В результате начиная с Медельина христианское сообщество Латинской Америки «обрело свою собственную динамику и создало новую форму существования Церкви»[237].

В данном случае следует сделать оговорку, что, безусловно, теология освобождения была лишь одним из направлений католической мысли. В целом Церковь стояла на официальных позициях, ретранслируя позицию Ватикана по основным направлениям.

Как отмечает А. И. Кривошапкин, теология освобождения это «обновленческое направление в католицизме, сформировавшееся в Латинской Америке после Второго Ватиканского собора (1962–1965)»[238]. «Обновленчество» как термин, на наш взгляд, довольно объективно характеризует общую тенденцию в католицизме в Латинской Америке в рассматриваемый период. Второй Ватиканский собор послужил катализатором в процессе раскрепощения латиноамериканского католицизма в идейном плане. Здесь важно отметить, что, по сути, до «теологии освобождения» Латинская Америка была бесплодна именно в теологическом плане, полностью следуя идеологическим разработкам Ватикана. Б. Мюссер отмечает: «В Латинской Америке, которая до этого являлась получателем европейского богословия, появилась своя теология, свои размышления о традиционных христианских доктринах»[239].

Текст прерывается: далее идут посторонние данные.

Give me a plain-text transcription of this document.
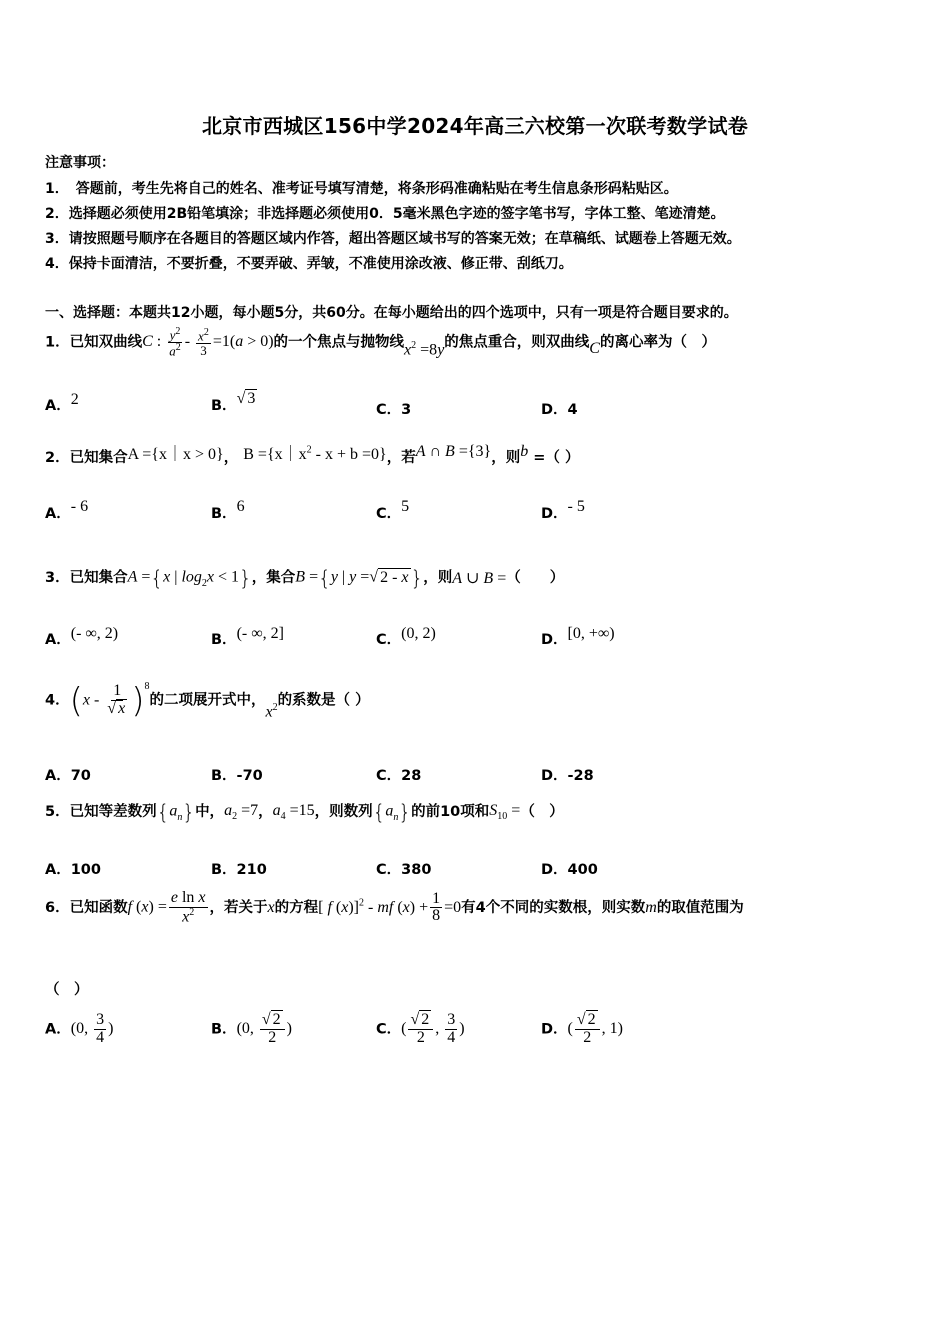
北京市西城区156中学2024年高三六校第一次联考数学试卷
注意事项：
1．　答题前，考生先将自己的姓名、准考证号填写清楚，将条形码准确粘贴在考生信息条形码粘贴区。
2．选择题必须使用2B铅笔填涂；非选择题必须使用0．5毫米黑色字迹的签字笔书写，字体工整、笔迹清楚。
3．请按照题号顺序在各题目的答题区域内作答，超出答题区域书写的答案无效；在草稿纸、试题卷上答题无效。
4．保持卡面清洁，不要折叠，不要弄破、弄皱，不准使用涂改液、修正带、刮纸刀。
一、选择题：本题共12小题，每小题5分，共60分。在每小题给出的四个选项中，只有一项是符合题目要求的。
1．已知双曲线C : $\frac{y^2}{a^2} - \frac{x^2}{3} =1(a > 0)$的一个焦点与抛物线$x^2 =8y$的焦点重合，则双曲线C的离心率为（　）
A．2	B．√ 3
C．3	D．4
2．已知集合A ={x｜x > 0}， $B =\{x|x^2 - x + b =0\}$，若A ∩ B ={3}，则b =（ ）
A．- 6	B．6	C．5	D．- 5
3．已知集合A ={x | $\log_2x < 1$}，集合B ={y | y =√ 2 - x }，则A ∪ B =（　　）
A．(- ∞, 2)	B．(- ∞, 2]	C．(0, 2)	D．[0, +∞)
4．$(x - \frac{1}{√ x} )^8$的二项展开式中，$x^2$的系数是（ ）
A．70	B．-70	C．28	D．-28
5．已知等差数列$\{a_n\}$中，$a_2 =7$，$a_4 =15$，则数列$\{a_n\}$的前10项和$S_{10}$ =（　）
A．100	B．210	C．380	D．400
6．已知函数f $(x) = \frac{\text{e ln x}}{x^2}$ ，若关于x的方程[ f (x)]$^2$ - mf $(x) + \frac{1}{8} =0$有4个不同的实数根，则实数m的取值范围为
（　）
A．(0, $\frac{3}{4}$ )	B．(0, $\frac{√ 2}{2}$ )	C．( $\frac{√ 2}{2}$ , $\frac{3}{4}$ )	D．( $\frac{√ 2}{2}$ , 1)
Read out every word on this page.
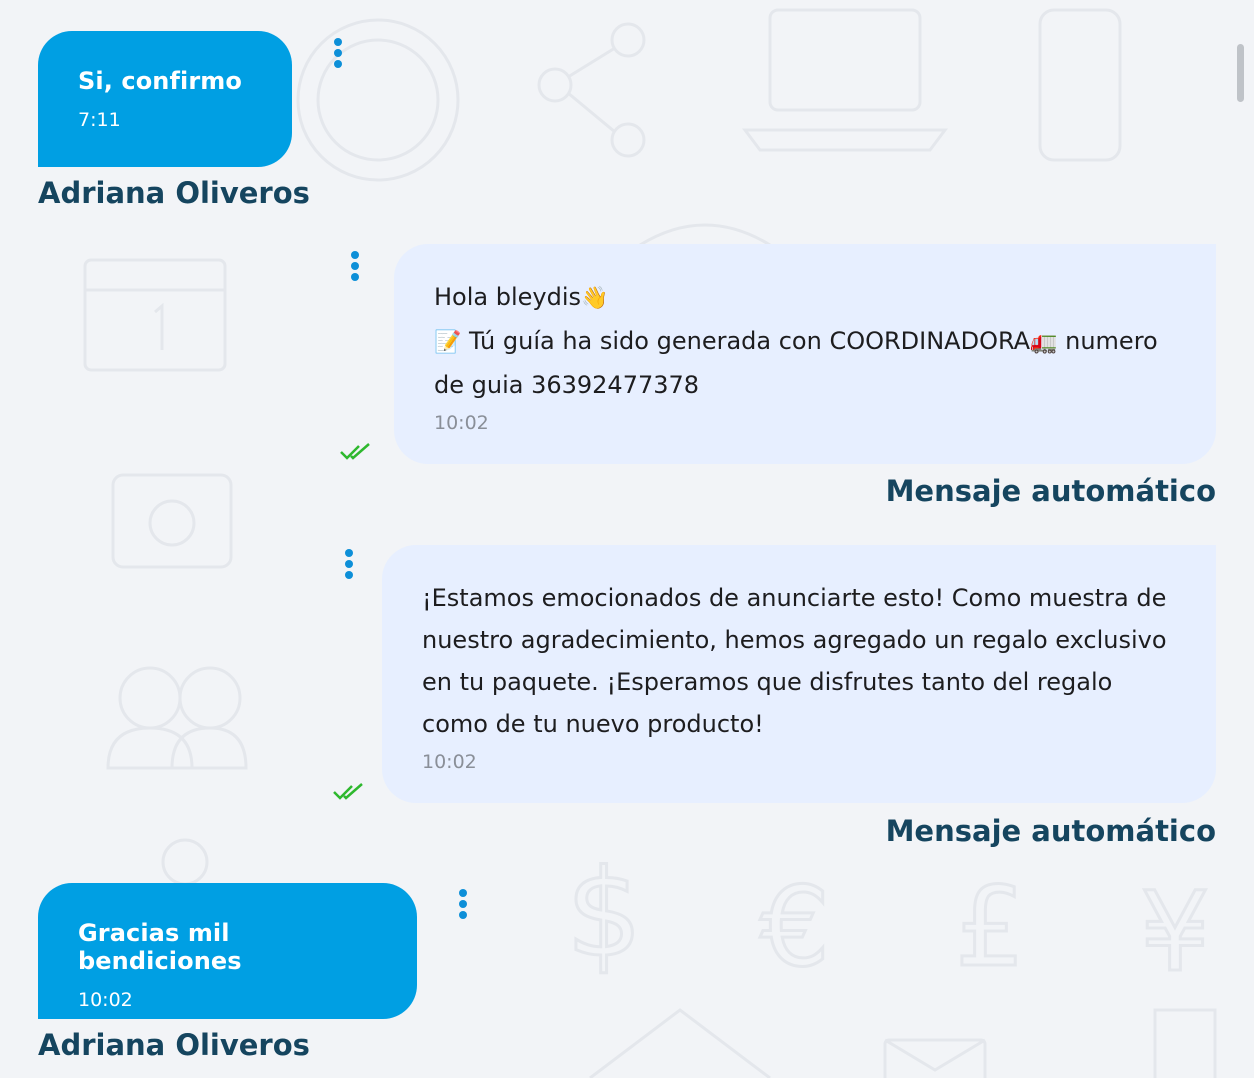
$ € £ ¥
Si, confirmo
7:11
Adriana Oliveros
Hola bleydis👋
📝 Tú guía ha sido generada con COORDINADORA🚛 numero de guia 36392477378
10:02
Mensaje automático
¡Estamos emocionados de anunciarte esto! Como muestra de nuestro agradecimiento, hemos agregado un regalo exclusivo en tu paquete. ¡Esperamos que disfrutes tanto del regalo como de tu nuevo producto!
10:02
Mensaje automático
Gracias mil bendiciones
10:02
Adriana Oliveros
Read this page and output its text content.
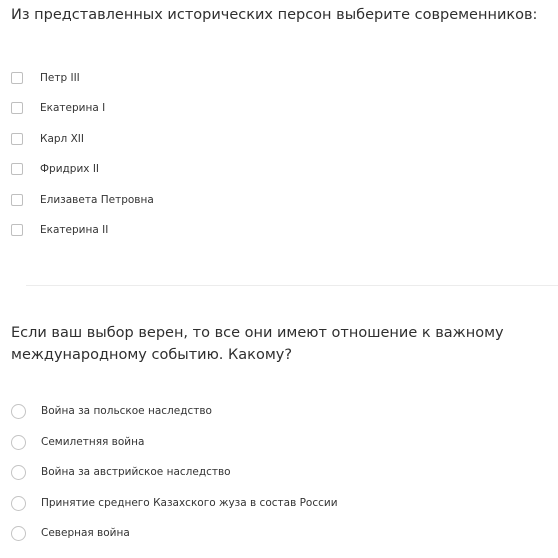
Из представленных исторических персон выберите современников:
Петр III
Екатерина I
Карл XII
Фридрих II
Елизавета Петровна
Екатерина II
Если ваш выбор верен, то все они имеют отношение к важному международному событию. Какому?
Война за польское наследство
Семилетняя война
Война за австрийское наследство
Принятие среднего Казахского жуза в состав России
Северная война
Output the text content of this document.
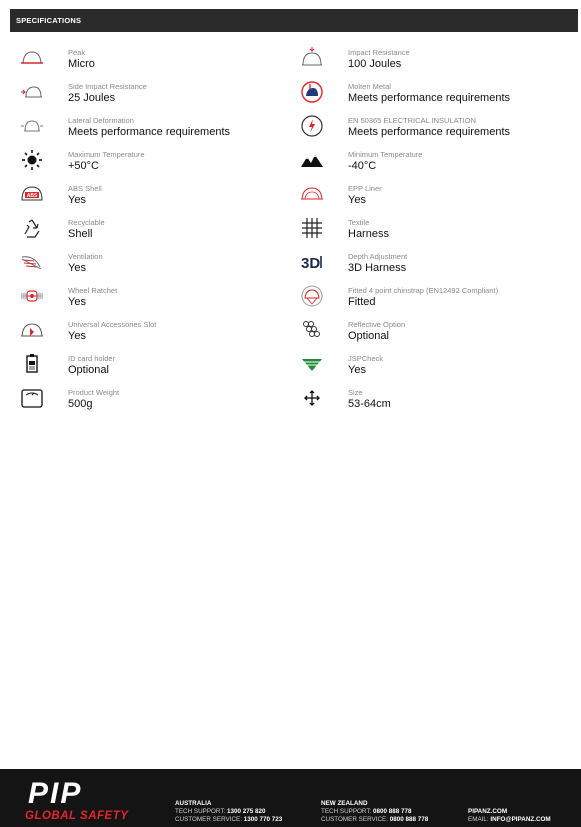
SPECIFICATIONS
Peak
Micro
Side Impact Resistance
25 Joules
Lateral Deformation
Meets performance requirements
Maximum Temperature
+50°C
ABS
ABS Shell
Yes
Recyclable
Shell
Ventilation
Yes
Wheel Ratchet
Yes
Universal Accessories Slot
Yes
ID card holder
Optional
Product Weight
500g
Impact Resistance
100 Joules
Molten Metal
Meets performance requirements
EN 50365 ELECTRICAL INSULATION
Meets performance requirements
Minimum Temperature
-40°C
EPP Liner
Yes
Textile
Harness
3D	Depth Adjustment
3D Harness
Fitted 4 point chinstrap (EN12492 Compliant)
Fitted
Reflective Option
Optional
JSPCheck
Yes
Size
53-64cm
PIP
GLOBAL SAFETY
AUSTRALIA
TECH SUPPORT: 1300 275 820
CUSTOMER SERVICE: 1300 770 723
NEW ZEALAND
TECH SUPPORT: 0800 888 778
CUSTOMER SERVICE: 0800 888 778
PIPANZ.COM
EMAIL: INFO@PIPANZ.COM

Несмотря на то что именно вторая конференция CELAM стала своего рода водоразделом между историей латиноамериканской Церкви до выхода на сцену «теологии освобождения» и ее дальнейшим развитием, альтернативные тенденции в Церкви в регионе зародились еще за несколько лет до этого. В 1957 году в Бразилии появилось так называемое движение первичных общин, ряд священников активно участвовали в ликвидации неграмотности в сельских районах. При этом сама тенденция к социализации католицизма не была латиноамериканским новшеством. В принципе латиноамериканские священники ориентировались на общеевропейскую тенденцию того времени, где клир активно включался в социально-экономические процессы. Такие представители Католической церкви, как Э. Сюар, Ж. Лёв, М. Фавро и другие, продвигали идеи необходимости работы духовенства на производстве, приближая тем самым христианство к простым людям.